Khamia Vonsakoun, Banquets Chef & Daniel Pino, Executive Pastry Chef, Borgata Hotel, Casino & Spa, Atlantic City, NJ
- 3 tbsp. canola oil
- 1 lb. bay scallops
- 8 oz. cooked crabmeat
- 1 tbsp. fresh garlic, minced
- 1 tbsp. fresh ginger, minced
- 1 1/2 cups zucchini, julienne cut
- 1 1/2 cups carrots, julienne cut
- 1 cup canned oriental baby corn, drained, cut 1/2 inch
- 1/2 cup canned straw mushrooms, drained
- 1/2 cup canned sliced water chestnuts, drained
- 1/4 cup green onions, sliced 1/4 on sharp bias
- 1/4 cup soy sauce
- 2 tbsp. water
- 3 tbsp. sugar
- 1 tsp. cornstarch
- 3 sets Athens® Ready-To-Go Phyllo Doughô, thawed
- Egg wash, as needed
Heat 1 tbsp. of the oil; stir-fry scallops for 2-3 minutes. Remove cooked scallops to a separate bowl; add cooked crabmeat and cool.

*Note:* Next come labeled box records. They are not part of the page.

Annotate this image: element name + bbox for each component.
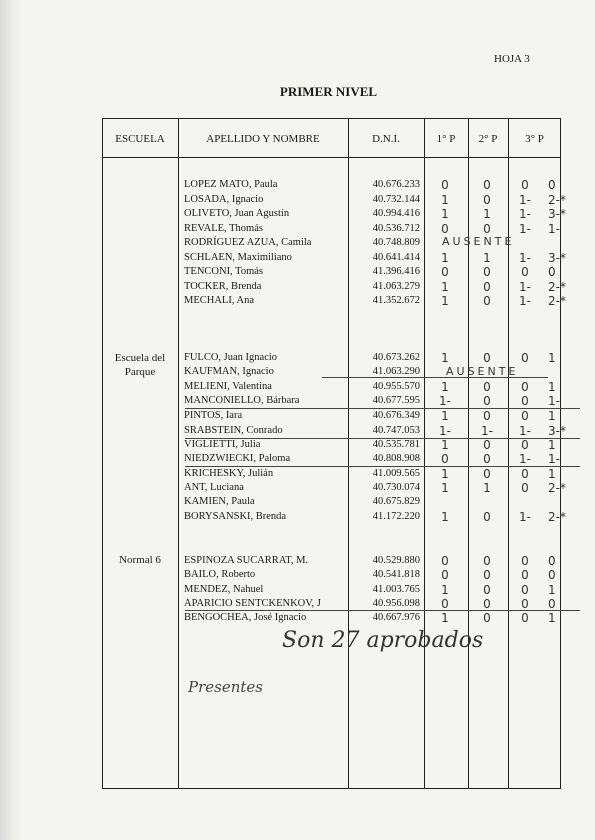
student-dni: 40.535.781 bbox=[372, 439, 420, 450]
student-name: MECHALI, Ana bbox=[184, 295, 254, 306]
student-dni: 40.641.414 bbox=[372, 252, 420, 263]
student-name: TENCONI, Tomás bbox=[184, 266, 263, 277]
grade-p3: 0 bbox=[521, 611, 529, 625]
grade-p2: 0 bbox=[483, 265, 491, 279]
grade-p3: 0 bbox=[521, 265, 529, 279]
student-name: RODRÍGUEZ AZUA, Camila bbox=[184, 237, 312, 248]
grade-p1: 0 bbox=[441, 597, 449, 611]
student-dni: 41.009.565 bbox=[372, 468, 420, 479]
header-nombre: APELLIDO Y NOMBRE bbox=[206, 133, 320, 145]
grade-p1: 1 bbox=[441, 481, 449, 495]
grade-p1: 0 bbox=[441, 222, 449, 236]
grade-p2: 0 bbox=[483, 510, 491, 524]
school-name: Normal 6 bbox=[119, 554, 161, 566]
strike-line bbox=[185, 438, 580, 439]
grade-p1: 1 bbox=[441, 380, 449, 394]
grade-p1: 1 bbox=[441, 583, 449, 597]
grade-p2: 1- bbox=[481, 424, 493, 438]
grade-p3: 0 bbox=[521, 438, 529, 452]
student-name: TOCKER, Brenda bbox=[184, 281, 262, 292]
grade-p3: 0 bbox=[521, 394, 529, 408]
student-name: BENGOCHEA, José Ignacio bbox=[184, 612, 307, 623]
header-dni: D.N.I. bbox=[372, 133, 400, 145]
grade-final: 2-* bbox=[548, 193, 566, 207]
grade-p2: 0 bbox=[483, 351, 491, 365]
grade-p1: 1 bbox=[441, 351, 449, 365]
column-divider bbox=[424, 118, 425, 789]
grade-p1: 1 bbox=[441, 207, 449, 221]
student-dni: 40.994.416 bbox=[372, 208, 420, 219]
student-name: KRICHESKY, Julián bbox=[184, 468, 274, 479]
grade-p1 bbox=[428, 495, 462, 509]
student-dni: 40.541.818 bbox=[372, 569, 420, 580]
grade-final: 0 bbox=[548, 178, 556, 192]
grade-p1: 1 bbox=[441, 193, 449, 207]
grade-p3: 1- bbox=[519, 222, 531, 236]
absent-mark: AUSENTE bbox=[442, 235, 515, 248]
student-name: ESPINOZA SUCARRAT, M. bbox=[184, 555, 309, 566]
student-dni: 41.396.416 bbox=[372, 266, 420, 277]
grade-p3: 1- bbox=[519, 452, 531, 466]
student-dni: 41.003.765 bbox=[372, 584, 420, 595]
school-name: Escuela del Parque bbox=[114, 352, 166, 378]
student-dni: 41.063.279 bbox=[372, 281, 420, 292]
header-p3: 3° P bbox=[525, 133, 544, 145]
student-name: VIGLIETTI, Julia bbox=[184, 439, 261, 450]
grade-p2: 1 bbox=[483, 251, 491, 265]
student-dni: 40.747.053 bbox=[372, 425, 420, 436]
grade-p2: 0 bbox=[483, 409, 491, 423]
grade-p1: 1 bbox=[441, 294, 449, 308]
grade-p3: 0 bbox=[521, 583, 529, 597]
grade-final: 2-* bbox=[548, 510, 566, 524]
grade-p3: 1- bbox=[519, 510, 531, 524]
student-dni: 40.536.712 bbox=[372, 223, 420, 234]
page-label: HOJA 3 bbox=[494, 53, 530, 65]
absent-mark: AUSENTE bbox=[446, 365, 519, 378]
grade-p2: 0 bbox=[483, 193, 491, 207]
grade-p3: 0 bbox=[521, 597, 529, 611]
grade-final: 3-* bbox=[548, 251, 566, 265]
page-title: PRIMER NIVEL bbox=[279, 84, 378, 99]
grade-final bbox=[548, 495, 588, 509]
grade-p2: 0 bbox=[483, 597, 491, 611]
grade-p1: 1- bbox=[439, 424, 451, 438]
student-name: MANCONIELLO, Bárbara bbox=[184, 395, 300, 406]
grade-p1: 1 bbox=[441, 438, 449, 452]
student-name: MENDEZ, Nahuel bbox=[184, 584, 264, 595]
grade-final: 1- bbox=[548, 452, 560, 466]
grade-p2: 0 bbox=[483, 611, 491, 625]
grade-p3: 0 bbox=[521, 380, 529, 394]
grade-final: 1 bbox=[548, 438, 556, 452]
grade-final: 1 bbox=[548, 351, 556, 365]
grade-final: 0 bbox=[548, 265, 556, 279]
student-dni: 40.956.098 bbox=[372, 598, 420, 609]
grade-final: 0 bbox=[548, 554, 556, 568]
grade-p2: 0 bbox=[483, 568, 491, 582]
grade-final: 1 bbox=[548, 467, 556, 481]
page-edge-shadow bbox=[0, 0, 22, 840]
student-name: ANT, Luciana bbox=[184, 482, 244, 493]
grade-final: 2-* bbox=[548, 280, 566, 294]
grade-p3: 1- bbox=[519, 207, 531, 221]
strike-line bbox=[185, 610, 580, 611]
grade-p1: 1- bbox=[439, 394, 451, 408]
grade-p1: 0 bbox=[441, 265, 449, 279]
grade-p3: 0 bbox=[521, 467, 529, 481]
grade-p2: 0 bbox=[483, 467, 491, 481]
grade-p2: 0 bbox=[483, 452, 491, 466]
student-name: NIEDZWIECKI, Paloma bbox=[184, 453, 291, 464]
student-name: KAUFMAN, Ignacio bbox=[184, 366, 274, 377]
grade-p3: 0 bbox=[521, 568, 529, 582]
grade-p2: 1 bbox=[483, 207, 491, 221]
student-name: SRABSTEIN, Conrado bbox=[184, 425, 283, 436]
student-dni: 40.673.262 bbox=[372, 352, 420, 363]
grade-p3: 0 bbox=[521, 351, 529, 365]
grade-final: 1- bbox=[548, 394, 560, 408]
grade-p2: 0 bbox=[483, 280, 491, 294]
grade-final: 2-* bbox=[548, 294, 566, 308]
grade-p2 bbox=[470, 495, 504, 509]
grade-p1: 1 bbox=[441, 409, 449, 423]
student-dni: 41.172.220 bbox=[372, 511, 420, 522]
grade-final: 1 bbox=[548, 409, 556, 423]
grade-final bbox=[548, 236, 588, 250]
grade-p1: 1 bbox=[441, 280, 449, 294]
student-dni: 40.675.829 bbox=[372, 496, 420, 507]
student-name: PINTOS, Iara bbox=[184, 410, 243, 421]
grade-final: 2-* bbox=[548, 481, 566, 495]
grade-final: 1- bbox=[548, 222, 560, 236]
student-name: KAMIEN, Paula bbox=[184, 496, 255, 507]
grade-final: 1 bbox=[548, 380, 556, 394]
student-name: FULCO, Juan Ignacio bbox=[184, 352, 278, 363]
grade-p1: 0 bbox=[441, 568, 449, 582]
student-dni: 40.677.595 bbox=[372, 395, 420, 406]
handwritten-note: Presentes bbox=[188, 678, 263, 696]
student-name: OLIVETO, Juan Agustín bbox=[184, 208, 290, 219]
student-name: SCHLAEN, Maximiliano bbox=[184, 252, 292, 263]
grade-p2: 0 bbox=[483, 380, 491, 394]
grade-p1: 0 bbox=[441, 178, 449, 192]
student-dni: 40.667.976 bbox=[372, 612, 420, 623]
grade-final: 0 bbox=[548, 568, 556, 582]
grade-p1: 1 bbox=[441, 251, 449, 265]
header-p2: 2° P bbox=[478, 133, 498, 145]
grade-p3: 0 bbox=[521, 481, 529, 495]
grade-final: 3-* bbox=[548, 207, 566, 221]
grade-p2: 1 bbox=[483, 481, 491, 495]
student-dni: 40.676.233 bbox=[372, 179, 420, 190]
grade-p2: 0 bbox=[483, 583, 491, 597]
student-name: REVALE, Thomás bbox=[184, 223, 263, 234]
student-name: BAILO, Roberto bbox=[184, 569, 256, 580]
grade-p1: 1 bbox=[441, 611, 449, 625]
grade-p3: 0 bbox=[521, 554, 529, 568]
header-p1: 1° P bbox=[436, 133, 456, 145]
column-divider bbox=[178, 118, 179, 789]
student-name: LOSADA, Ignacio bbox=[184, 194, 264, 205]
grade-p1: 0 bbox=[441, 452, 449, 466]
strike-line bbox=[185, 408, 580, 409]
header-divider bbox=[102, 157, 561, 158]
student-dni: 40.730.074 bbox=[372, 482, 420, 493]
grade-p3: 0 bbox=[521, 178, 529, 192]
student-dni: 41.063.290 bbox=[372, 366, 420, 377]
column-divider bbox=[468, 118, 469, 789]
grade-final: 3-* bbox=[548, 424, 566, 438]
student-dni: 40.808.908 bbox=[372, 453, 420, 464]
header-escuela: ESCUELA bbox=[115, 133, 165, 145]
student-name: LOPEZ MATO, Paula bbox=[184, 179, 278, 190]
student-dni: 40.955.570 bbox=[372, 381, 420, 392]
grade-p2: 0 bbox=[483, 294, 491, 308]
student-dni: 40.529.880 bbox=[372, 555, 420, 566]
grade-p2: 0 bbox=[483, 394, 491, 408]
strike-line bbox=[185, 466, 580, 467]
student-name: BORYSANSKI, Brenda bbox=[184, 511, 287, 522]
grade-p1: 0 bbox=[441, 554, 449, 568]
handwritten-total: Son 27 aprobados bbox=[282, 628, 484, 653]
student-name: APARICIO SENTCKENKOV, J bbox=[184, 598, 321, 609]
grade-final: 0 bbox=[548, 597, 556, 611]
grade-p3 bbox=[508, 495, 542, 509]
grade-p3: 1- bbox=[519, 280, 531, 294]
grade-p2: 0 bbox=[483, 554, 491, 568]
grade-p2: 0 bbox=[483, 438, 491, 452]
grade-p3: 1- bbox=[519, 424, 531, 438]
grade-p1: 1 bbox=[441, 467, 449, 481]
grade-final: 1 bbox=[548, 583, 556, 597]
student-dni: 41.352.672 bbox=[372, 295, 420, 306]
student-name: MELIENI, Valentina bbox=[184, 381, 272, 392]
student-dni: 40.748.809 bbox=[372, 237, 420, 248]
grade-p3: 1- bbox=[519, 294, 531, 308]
grade-p3: 1- bbox=[519, 193, 531, 207]
grade-final: 1 bbox=[548, 611, 556, 625]
grade-p2: 0 bbox=[483, 222, 491, 236]
student-dni: 40.676.349 bbox=[372, 410, 420, 421]
grade-p3: 0 bbox=[521, 409, 529, 423]
grade-p3: 1- bbox=[519, 251, 531, 265]
grade-p1: 1 bbox=[441, 510, 449, 524]
grade-final bbox=[548, 365, 588, 379]
student-dni: 40.732.144 bbox=[372, 194, 420, 205]
grade-p2: 0 bbox=[483, 178, 491, 192]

Add 2 tbsp. oil; saute garlic and ginger for 1 minute. Add vegetables, water chestnuts and onions; stir-fry 3 minutes until tender-crisp. Remove vegetables; place in bowl with seafood.
To same pan, add soy sauce, water, sugar and cornstarch. Bring to a boil; cook until thickened. Add to vegetable mixture and chill.
Cut each set of Athens® Ready-To-Go Phyllo Dough in half lengthwise. Egg wash 1″ inch around outer edges of Phyllo. Place 1 cup of seafood mixture at narrow end of Phyllo. Fold one corner of Phyllo diagonally across to opposite edge to form a triangle. Continue to fold triangle onto itself. Score surface and brush with egg wash. Repeat with remaining Ready-to-Go Phyllo sets. Bake in preheated 375° F oven for 35-45 minutes until golden brown. Serve each turnover garnished with 1 oz. Citrus Peanut Sauce.